Pet owners face their own grief at the passing of beloved companions. Well-meaning friends might suggest it’s “only a pet” or “you can always get another one,” but the bonds between pet owners and their furry (or feathered or scaly) friends are as unique — and can run as deep as — friendships (and deeper than some kinships) between members of the same species.

More helpful than such “reassurances” of suggested “replacements” are acknowledgements of the loss. Offer comments like:

  • He was such a ____ [kind, thoughtful, funny, interesting…] soul. I’ll miss him, too.
  • I’m so sorry about the death of your ____ [child, parent, friend, sibling…]. I know you’re hurting.
  • Fluffy was a good ____ [cat, dog, hamster, sugar glider…]. She’ll be missed.

In time, grieving parents might have another child; bereaved animal lovers might adopt other pets; mourning widows (or widowers) might date and perhaps even marry again. But they might not.

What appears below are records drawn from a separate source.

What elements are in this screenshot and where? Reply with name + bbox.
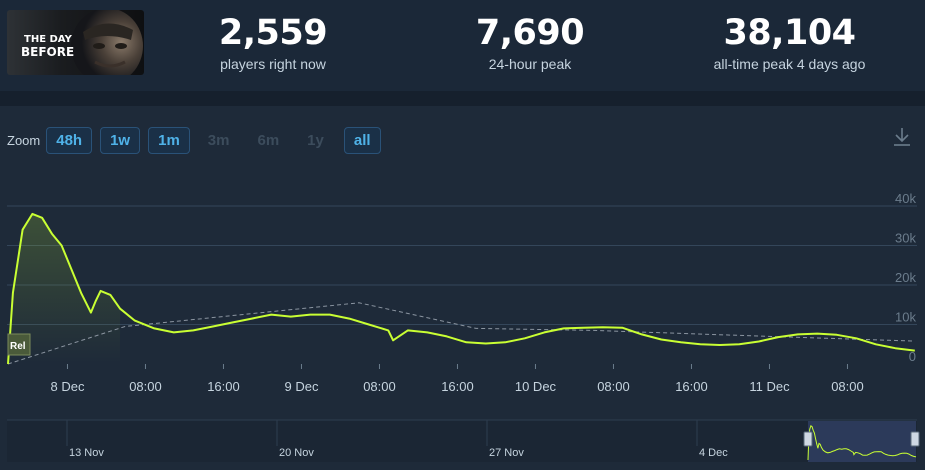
chart-gridlines [7, 205, 917, 325]
y-tick-label: 40k [895, 191, 916, 206]
navigator-handle-left[interactable] [803, 431, 813, 447]
zoom-3m-button: 3m [207, 131, 230, 149]
all-time-peak-value: 38,104 [723, 13, 856, 53]
x-tick-label: 11 Dec [749, 379, 790, 394]
navigator-series [807, 424, 917, 461]
x-tick-label: 08:00 [363, 379, 396, 394]
y-tick-label: 10k [895, 310, 916, 325]
navigator-handle-right[interactable] [910, 431, 920, 447]
capsule-title-line1: THE DAY [24, 34, 73, 45]
navigator-tick-label: 27 Nov [489, 447, 524, 459]
range-navigator[interactable]: 13 Nov 20 Nov 27 Nov 4 Dec [7, 419, 920, 462]
zoom-1y-button: 1y [307, 131, 324, 149]
x-tick-label: 16:00 [441, 379, 474, 394]
zoom-1w-button[interactable]: 1w [100, 126, 141, 154]
x-tick-label: 08:00 [831, 379, 864, 394]
stats-header: THE DAY BEFORE 2,559 players right now 7… [0, 0, 925, 91]
navigator-tick-label: 20 Nov [279, 447, 314, 459]
current-players-label: players right now [220, 56, 326, 72]
series-area [8, 213, 121, 364]
stat-24h-peak: 7,690 24-hour peak [455, 12, 605, 72]
zoom-controls: Zoom 48h 1w 1m 3m 6m 1y all [7, 126, 389, 154]
navigator-ticks: 13 Nov 20 Nov 27 Nov 4 Dec [66, 420, 728, 459]
zoom-6m-button: 6m [257, 131, 280, 149]
header-divider [0, 91, 925, 106]
current-players-value: 2,559 [218, 13, 328, 53]
x-axis-ticks: 8 Dec 08:00 16:00 9 Dec 08:00 16:00 10 Dec 08:0… [50, 364, 864, 394]
y-tick-label: 20k [895, 270, 916, 285]
x-tick-label: 9 Dec [284, 379, 318, 394]
navigator-tick-label: 4 Dec [699, 447, 728, 459]
stat-current-players: 2,559 players right now [198, 12, 348, 72]
game-capsule-image[interactable]: THE DAY BEFORE [7, 10, 144, 75]
x-tick-label: 16:00 [675, 379, 708, 394]
capsule-title-line2: BEFORE [21, 45, 74, 59]
chart-panel [0, 106, 925, 470]
zoom-all-button[interactable]: all [343, 126, 381, 154]
y-tick-label: 30k [895, 231, 916, 246]
chart-series [7, 212, 915, 365]
y-axis-ticks: 40k 30k 20k 10k 0 [895, 191, 916, 364]
all-time-peak-label: all-time peak 4 days ago [713, 56, 866, 72]
y-tick-label: 0 [909, 349, 916, 364]
peak-24h-value: 7,690 [475, 13, 585, 53]
download-icon[interactable] [892, 126, 912, 148]
zoom-1m-button[interactable]: 1m [148, 126, 190, 154]
peak-24h-label: 24-hour peak [488, 56, 572, 72]
x-tick-label: 08:00 [129, 379, 162, 394]
zoom-48h-button[interactable]: 48h [46, 126, 93, 154]
zoom-label: Zoom [7, 132, 41, 148]
navigator-selection[interactable] [808, 421, 916, 462]
x-tick-label: 08:00 [597, 379, 630, 394]
series-players-line [7, 212, 915, 365]
release-marker-label: Rel [10, 341, 26, 352]
x-tick-label: 8 Dec [50, 379, 84, 394]
x-tick-label: 10 Dec [515, 379, 557, 394]
capsule-artwork: THE DAY BEFORE [7, 10, 144, 75]
series-trend-line [7, 302, 915, 365]
release-marker[interactable]: Rel [7, 333, 31, 356]
x-tick-label: 16:00 [207, 379, 240, 394]
navigator-tick-label: 13 Nov [69, 447, 104, 459]
stat-all-time-peak: 38,104 all-time peak 4 days ago [692, 12, 887, 72]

There may be reasons they cannot, reasons that are no one’s business but their own.

In the distant future, even if the mourning parent welcomes another child, even if the grieving owner takes in another pet, even if the bereaved widow(er) finds a second soul mate, each newly loved one finds his or her OWN place within the healing heart once broken by the death of the deceased.

Remember: Beloved souls aren’t interchangeable — even within species. You can’t remove one from a person’s life and simply plop another into the deceased one’s place.